Бывал я здесь тыщу раз. Здесь тоже всякая всячина на полках и на полу. Горка конфет-лампасеек рядом с ящиком гвоздей и мармеладом в коробке. Возле круглой печки-голландки, какая и у нас в горнице, две жестяных бочки — одна с подсолнечным маслом, другая (в отвернутой пробке которой торчит черная воронка с ручкой) с керосином. Этот керосин покупает нынче только наша окраина, куда не дотянули электричество, потому сейчас керосин есть в магазине всегда, а не как в далекую пору, которую я тоже помню.
Возле печки островерхой кучей, в навал, крупная серая соль. Разберут ее, до полу выскребут под голик, как начнется засолка груздей, а потом капусты. А на полках те же куски мануфактуры, что и у Мариковой, флаконы одеколона «Гвоздика», «Кармен» и дорогого, в бордовых коробочках, «Красная Москва». Какие-то тюбики с кремом, шпильки для волос, круглые коробочки зубного порошка и прочая всячина, что лежит годами. Первого марта, когда понижают цены, мама посылает меня посмотреть — на сколько снизили?! Дает мне пару рублевок, чтоб купил халвы. Любит она халву. Это — не моя, а мамина «слабость».
У прилавка две бабушки в платочках разговаривают с продавщицей Аней. Молоденькая, она недавно переехала к нам из деревни Песьяново.

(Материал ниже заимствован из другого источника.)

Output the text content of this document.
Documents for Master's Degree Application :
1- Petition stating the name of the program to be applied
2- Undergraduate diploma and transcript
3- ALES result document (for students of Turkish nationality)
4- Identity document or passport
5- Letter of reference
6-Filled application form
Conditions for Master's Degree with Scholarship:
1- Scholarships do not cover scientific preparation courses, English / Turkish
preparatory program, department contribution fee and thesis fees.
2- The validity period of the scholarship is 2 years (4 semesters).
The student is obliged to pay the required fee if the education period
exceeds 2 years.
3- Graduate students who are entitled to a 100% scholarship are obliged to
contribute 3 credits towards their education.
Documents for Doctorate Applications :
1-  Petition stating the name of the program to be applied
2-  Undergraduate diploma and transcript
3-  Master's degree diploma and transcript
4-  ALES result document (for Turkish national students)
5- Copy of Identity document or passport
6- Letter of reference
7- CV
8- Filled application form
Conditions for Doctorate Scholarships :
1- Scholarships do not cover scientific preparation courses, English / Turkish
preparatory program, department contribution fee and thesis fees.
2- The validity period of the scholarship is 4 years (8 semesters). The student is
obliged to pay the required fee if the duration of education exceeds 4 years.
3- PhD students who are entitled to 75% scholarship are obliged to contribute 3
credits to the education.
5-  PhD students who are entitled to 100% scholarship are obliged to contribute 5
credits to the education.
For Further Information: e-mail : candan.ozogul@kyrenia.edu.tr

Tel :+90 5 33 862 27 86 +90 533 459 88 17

В отличие от Мариковой, которую называют Нюрой или Анной, а кто-то и отчество прибавит, молоденькую продавщицу сельмага так и зовут Аней, а бойкие парни, которых можно застать здесь вольготно сидящими на прилавке, говорят ласково — Анечка.
Когда бабушки выходят, Анечка заводит разговор со мной. Всегда почти про одно и тоже:
— И где ты взял такие большие и лохматые ресницы? Отдай их мне! Отдашь?.. Ну вот, вспыхнул, как девчонка! — щурит Аня голубые глаза. Ресницы у неё — да! — небольшие, белесые, некрашеные, их почти и не заметно. Когда она улыбается, то потом облизывает полные, немножно подкрашенные губы.

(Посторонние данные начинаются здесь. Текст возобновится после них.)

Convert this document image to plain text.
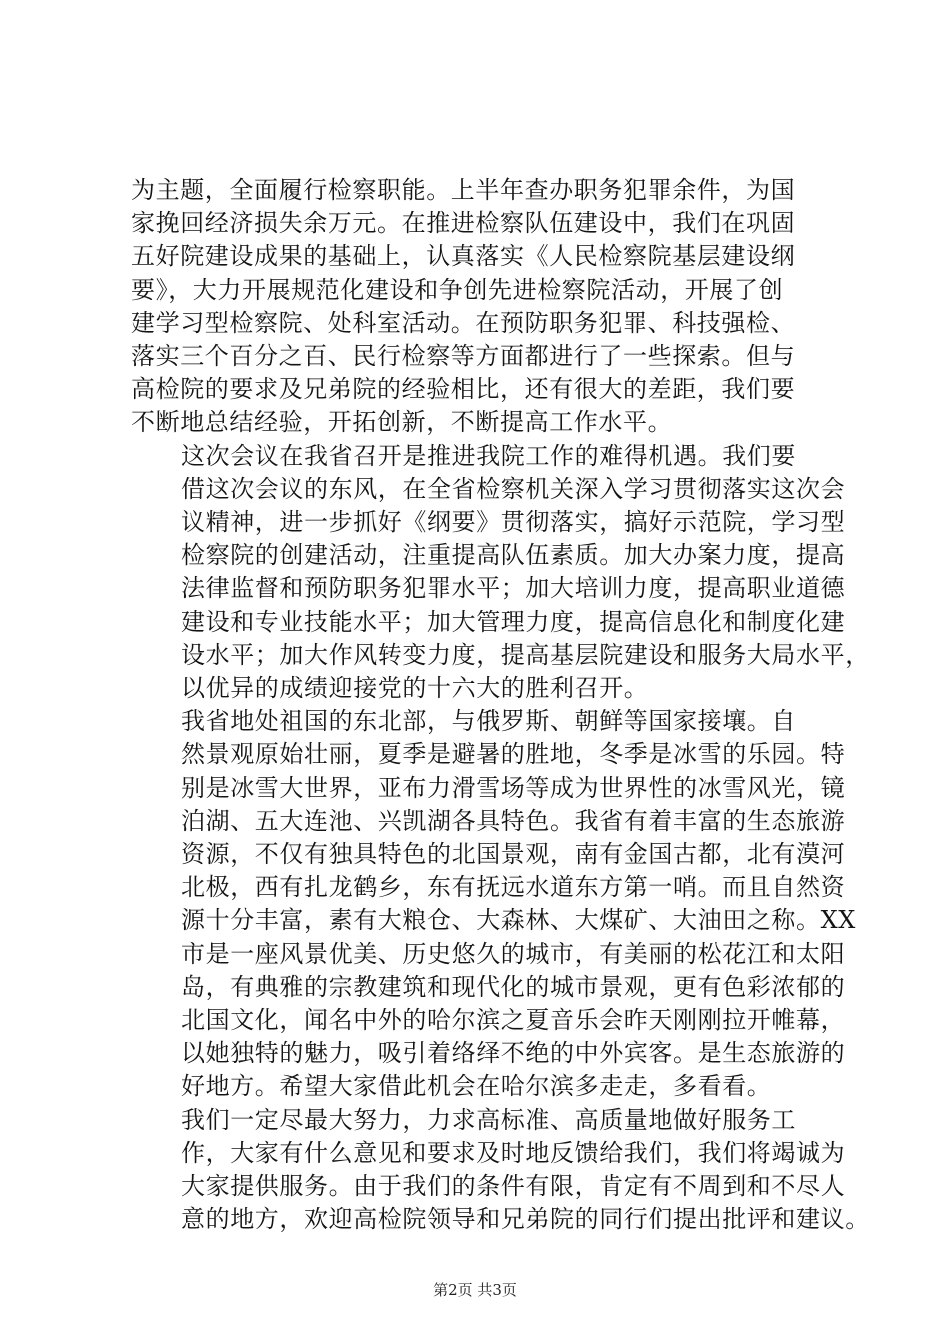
为主题，全面履行检察职能。上半年查办职务犯罪余件，为国
家挽回经济损失余万元。在推进检察队伍建设中，我们在巩固
五好院建设成果的基础上，认真落实《人民检察院基层建设纲
要》，大力开展规范化建设和争创先进检察院活动，开展了创
建学习型检察院、处科室活动。在预防职务犯罪、科技强检、
落实三个百分之百、民行检察等方面都进行了一些探索。但与
高检院的要求及兄弟院的经验相比，还有很大的差距，我们要
不断地总结经验，开拓创新，不断提高工作水平。
这次会议在我省召开是推进我院工作的难得机遇。我们要
借这次会议的东风，在全省检察机关深入学习贯彻落实这次会
议精神，进一步抓好《纲要》贯彻落实，搞好示范院，学习型
检察院的创建活动，注重提高队伍素质。加大办案力度，提高
法律监督和预防职务犯罪水平；加大培训力度，提高职业道德
建设和专业技能水平；加大管理力度，提高信息化和制度化建
设水平；加大作风转变力度，提高基层院建设和服务大局水平，
以优异的成绩迎接党的十六大的胜利召开。
我省地处祖国的东北部，与俄罗斯、朝鲜等国家接壤。自
然景观原始壮丽，夏季是避暑的胜地，冬季是冰雪的乐园。特
别是冰雪大世界，亚布力滑雪场等成为世界性的冰雪风光，镜
泊湖、五大连池、兴凯湖各具特色。我省有着丰富的生态旅游
资源，不仅有独具特色的北国景观，南有金国古都，北有漠河
北极，西有扎龙鹤乡，东有抚远水道东方第一哨。而且自然资
源十分丰富，素有大粮仓、大森林、大煤矿、大油田之称。XX
市是一座风景优美、历史悠久的城市，有美丽的松花江和太阳
岛，有典雅的宗教建筑和现代化的城市景观，更有色彩浓郁的
北国文化，闻名中外的哈尔滨之夏音乐会昨天刚刚拉开帷幕，
以她独特的魅力，吸引着络绎不绝的中外宾客。是生态旅游的
好地方。希望大家借此机会在哈尔滨多走走，多看看。
我们一定尽最大努力，力求高标准、高质量地做好服务工
作，大家有什么意见和要求及时地反馈给我们，我们将竭诚为
大家提供服务。由于我们的条件有限，肯定有不周到和不尽人
意的地方，欢迎高检院领导和兄弟院的同行们提出批评和建议。
第2页 共3页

— Подрастешь, все девки твои будут, попомни меня…
Вот беда-то. На фига мне эти тары-бары, разговоры? Фу! Я уже нацелился и почти окончательно решил: куплю на весь трояк ирисок! Я их пробовал один раз, когда на большой елке в Новый год поставили на табуретку читать стишок. Потом дали две ириски. Конфеты, что надо, как вар или жвачка. Можно жевать сколько угодно, а надоест — и в карман положить.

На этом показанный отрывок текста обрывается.